Как потом говорил старик, он работал в огороде, когда услышал голоса со стороны калитки. Это был отчаянный торг Наташи и Хаима за новое колесо к повозке. Так долго его дочь ни с кем не разговаривала с таким упорством и натиском. После долгого спора Наташа с жутким лицом вернулась домой, а к Хаиму подошёл сам Тарас. И фраза Хаима, звучавшая как: "Я, конечно, дико извиняюсь, но сколько за неё приданного вы мине дадите?", показалась Тарасу знаком, что гостю его дочь нравится. Вот с тех пор и пошло дело, а привело оно сами видите к чему.
   После того, как дед Тарас уселся на стул, Изя обратился к нему с видом спокойного безразличия.
   - Дед, а я уезжаю, как видишь.
   Он указал рукой на портфель у своих ног. Тарас тем временем бросил взгляд на тётю Цилю через плечо.
   - Ты сказала ему про пасту?
   - Да.
   - Нехай и мне возьмёт тюбик.
   Голос Изи сорвался на крик
- Я не собираюсь брать вам пасту! Я уезжаю в Америку! В А-ме-ри-ку! Сегодня вечером!
Дед подпрыгнул на месте, бросив брови на лоб.
   - Як так? А убрать за Моней?
   Изя уже заорал.
   - Сами убирайте!
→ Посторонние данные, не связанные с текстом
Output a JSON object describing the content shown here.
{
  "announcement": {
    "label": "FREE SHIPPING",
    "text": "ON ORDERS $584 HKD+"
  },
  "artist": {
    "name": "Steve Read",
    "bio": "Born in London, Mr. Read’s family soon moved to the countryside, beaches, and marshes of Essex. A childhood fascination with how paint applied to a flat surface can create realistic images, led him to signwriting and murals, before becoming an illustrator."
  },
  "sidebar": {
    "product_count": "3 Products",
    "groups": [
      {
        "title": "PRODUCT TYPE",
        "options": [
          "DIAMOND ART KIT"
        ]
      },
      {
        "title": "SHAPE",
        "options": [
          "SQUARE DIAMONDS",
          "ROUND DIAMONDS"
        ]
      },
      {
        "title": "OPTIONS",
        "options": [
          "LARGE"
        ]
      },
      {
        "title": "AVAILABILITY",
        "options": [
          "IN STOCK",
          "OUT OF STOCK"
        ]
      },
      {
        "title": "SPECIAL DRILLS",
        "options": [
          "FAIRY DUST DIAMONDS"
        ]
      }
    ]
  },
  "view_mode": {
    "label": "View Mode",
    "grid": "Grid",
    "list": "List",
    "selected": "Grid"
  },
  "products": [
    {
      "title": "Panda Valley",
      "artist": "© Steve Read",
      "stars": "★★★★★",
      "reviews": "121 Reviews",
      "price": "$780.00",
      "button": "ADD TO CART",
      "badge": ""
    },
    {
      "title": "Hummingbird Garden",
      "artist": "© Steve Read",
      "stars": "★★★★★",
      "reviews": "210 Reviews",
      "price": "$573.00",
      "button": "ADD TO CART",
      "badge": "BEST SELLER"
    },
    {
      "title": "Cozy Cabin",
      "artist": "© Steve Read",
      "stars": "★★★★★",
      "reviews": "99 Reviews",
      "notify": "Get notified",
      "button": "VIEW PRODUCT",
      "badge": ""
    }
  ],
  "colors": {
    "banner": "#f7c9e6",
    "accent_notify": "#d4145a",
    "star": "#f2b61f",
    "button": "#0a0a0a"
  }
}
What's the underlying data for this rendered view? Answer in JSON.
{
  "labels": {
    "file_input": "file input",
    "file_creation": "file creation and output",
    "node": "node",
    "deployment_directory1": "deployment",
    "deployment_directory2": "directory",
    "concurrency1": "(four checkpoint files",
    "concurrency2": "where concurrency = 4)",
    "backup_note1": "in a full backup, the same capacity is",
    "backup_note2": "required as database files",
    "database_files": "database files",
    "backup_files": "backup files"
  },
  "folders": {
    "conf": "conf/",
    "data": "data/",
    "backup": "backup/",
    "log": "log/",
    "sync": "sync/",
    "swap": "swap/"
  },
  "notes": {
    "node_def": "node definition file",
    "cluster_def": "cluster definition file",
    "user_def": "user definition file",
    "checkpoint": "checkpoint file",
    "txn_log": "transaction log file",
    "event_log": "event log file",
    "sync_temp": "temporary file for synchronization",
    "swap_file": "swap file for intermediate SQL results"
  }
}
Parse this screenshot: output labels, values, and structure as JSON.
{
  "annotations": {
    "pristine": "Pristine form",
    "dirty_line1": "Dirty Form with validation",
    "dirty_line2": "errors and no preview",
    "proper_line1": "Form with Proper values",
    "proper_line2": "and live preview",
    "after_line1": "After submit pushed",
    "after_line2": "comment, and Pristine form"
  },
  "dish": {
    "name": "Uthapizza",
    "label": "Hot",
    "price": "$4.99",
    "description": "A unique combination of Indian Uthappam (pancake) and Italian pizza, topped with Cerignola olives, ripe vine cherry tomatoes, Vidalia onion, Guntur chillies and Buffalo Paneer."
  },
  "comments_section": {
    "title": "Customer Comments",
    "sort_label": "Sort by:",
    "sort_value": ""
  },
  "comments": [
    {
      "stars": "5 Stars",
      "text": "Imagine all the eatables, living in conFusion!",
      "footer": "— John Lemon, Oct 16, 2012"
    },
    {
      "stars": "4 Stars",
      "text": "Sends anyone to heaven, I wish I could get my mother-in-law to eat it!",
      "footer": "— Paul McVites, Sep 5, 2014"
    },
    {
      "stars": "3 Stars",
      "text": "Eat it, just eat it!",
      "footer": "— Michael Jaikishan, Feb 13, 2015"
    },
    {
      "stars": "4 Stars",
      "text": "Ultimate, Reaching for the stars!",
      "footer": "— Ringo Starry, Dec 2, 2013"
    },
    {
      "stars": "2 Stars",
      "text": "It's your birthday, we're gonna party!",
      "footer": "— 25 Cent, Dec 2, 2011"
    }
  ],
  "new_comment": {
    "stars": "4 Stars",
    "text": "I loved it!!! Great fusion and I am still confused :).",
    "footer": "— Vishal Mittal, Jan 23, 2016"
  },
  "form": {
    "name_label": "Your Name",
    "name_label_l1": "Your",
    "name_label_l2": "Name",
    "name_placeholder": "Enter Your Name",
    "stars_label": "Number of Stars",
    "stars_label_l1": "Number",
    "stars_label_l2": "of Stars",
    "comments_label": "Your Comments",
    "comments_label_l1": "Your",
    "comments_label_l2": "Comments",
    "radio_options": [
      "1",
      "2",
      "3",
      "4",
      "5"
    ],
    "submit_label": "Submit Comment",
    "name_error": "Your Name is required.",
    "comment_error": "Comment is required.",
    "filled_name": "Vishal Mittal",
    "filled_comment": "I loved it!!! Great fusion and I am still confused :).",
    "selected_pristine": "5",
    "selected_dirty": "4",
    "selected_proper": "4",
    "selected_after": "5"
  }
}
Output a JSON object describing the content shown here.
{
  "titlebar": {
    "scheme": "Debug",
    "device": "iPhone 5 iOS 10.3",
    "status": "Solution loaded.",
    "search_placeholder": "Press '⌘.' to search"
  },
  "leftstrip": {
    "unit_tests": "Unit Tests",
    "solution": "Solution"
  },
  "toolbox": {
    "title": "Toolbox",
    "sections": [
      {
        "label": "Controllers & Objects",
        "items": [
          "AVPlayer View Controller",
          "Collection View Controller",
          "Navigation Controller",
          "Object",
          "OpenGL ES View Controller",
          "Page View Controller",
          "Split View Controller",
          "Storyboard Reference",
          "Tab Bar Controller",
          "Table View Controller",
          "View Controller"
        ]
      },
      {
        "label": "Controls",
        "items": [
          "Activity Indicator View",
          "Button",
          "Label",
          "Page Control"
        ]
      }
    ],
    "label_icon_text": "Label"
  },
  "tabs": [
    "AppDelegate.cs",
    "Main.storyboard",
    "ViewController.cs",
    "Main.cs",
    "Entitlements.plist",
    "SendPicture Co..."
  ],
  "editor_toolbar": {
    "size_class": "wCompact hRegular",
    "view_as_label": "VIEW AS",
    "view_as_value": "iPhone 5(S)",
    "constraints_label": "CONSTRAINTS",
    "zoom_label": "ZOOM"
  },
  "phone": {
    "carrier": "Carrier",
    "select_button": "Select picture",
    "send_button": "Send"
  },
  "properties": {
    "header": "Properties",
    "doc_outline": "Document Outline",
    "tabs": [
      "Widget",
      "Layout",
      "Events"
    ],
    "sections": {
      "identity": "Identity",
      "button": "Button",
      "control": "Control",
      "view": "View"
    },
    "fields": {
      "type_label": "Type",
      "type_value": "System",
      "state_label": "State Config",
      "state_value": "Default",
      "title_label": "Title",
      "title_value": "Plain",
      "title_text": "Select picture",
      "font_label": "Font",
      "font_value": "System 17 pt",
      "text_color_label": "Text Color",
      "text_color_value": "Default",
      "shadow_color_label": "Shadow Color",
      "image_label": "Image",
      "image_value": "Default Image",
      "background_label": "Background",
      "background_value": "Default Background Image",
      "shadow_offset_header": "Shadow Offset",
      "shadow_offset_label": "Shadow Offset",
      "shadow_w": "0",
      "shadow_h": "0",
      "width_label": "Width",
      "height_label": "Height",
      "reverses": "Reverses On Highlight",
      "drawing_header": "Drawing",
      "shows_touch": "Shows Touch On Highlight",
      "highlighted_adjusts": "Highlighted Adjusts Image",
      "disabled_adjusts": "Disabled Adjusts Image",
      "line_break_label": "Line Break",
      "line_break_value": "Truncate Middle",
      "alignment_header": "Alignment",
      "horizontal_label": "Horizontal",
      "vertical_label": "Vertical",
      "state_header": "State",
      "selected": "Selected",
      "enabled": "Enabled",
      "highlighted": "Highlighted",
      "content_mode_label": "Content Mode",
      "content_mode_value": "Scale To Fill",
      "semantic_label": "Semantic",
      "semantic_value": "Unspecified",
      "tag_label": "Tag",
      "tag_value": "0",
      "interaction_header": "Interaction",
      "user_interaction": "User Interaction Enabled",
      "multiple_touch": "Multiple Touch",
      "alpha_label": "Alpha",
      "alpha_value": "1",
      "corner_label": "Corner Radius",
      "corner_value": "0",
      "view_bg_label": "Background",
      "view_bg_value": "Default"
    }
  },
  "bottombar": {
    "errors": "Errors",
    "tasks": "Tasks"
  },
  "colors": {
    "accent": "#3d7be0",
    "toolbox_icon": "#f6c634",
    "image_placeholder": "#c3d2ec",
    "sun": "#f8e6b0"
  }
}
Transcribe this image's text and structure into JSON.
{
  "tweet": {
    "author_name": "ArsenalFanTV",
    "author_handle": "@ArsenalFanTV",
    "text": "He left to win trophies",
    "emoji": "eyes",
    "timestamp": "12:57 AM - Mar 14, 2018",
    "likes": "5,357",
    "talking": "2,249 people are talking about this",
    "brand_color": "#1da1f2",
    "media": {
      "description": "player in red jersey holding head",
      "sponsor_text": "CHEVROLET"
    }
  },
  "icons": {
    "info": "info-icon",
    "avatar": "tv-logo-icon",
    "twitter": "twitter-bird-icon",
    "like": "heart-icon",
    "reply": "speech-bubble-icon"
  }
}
Это не мои проблемы!
   - А хто буде свыни пасты?
   Лицо Изи перекосила гримаса гнева и ярости, он нервно схватил чемодан, сунув его под мышку, и сказал, глядя на всех и ни на кого одновременно.
   - Ах, вы так? За кого вы мине имеете? Шо я для вас, домохозяйка или пастух? Так или иначе - я ухожу! Лехитраот, дорогие!
Мама прикрыла лицо от удивления и резкости сына.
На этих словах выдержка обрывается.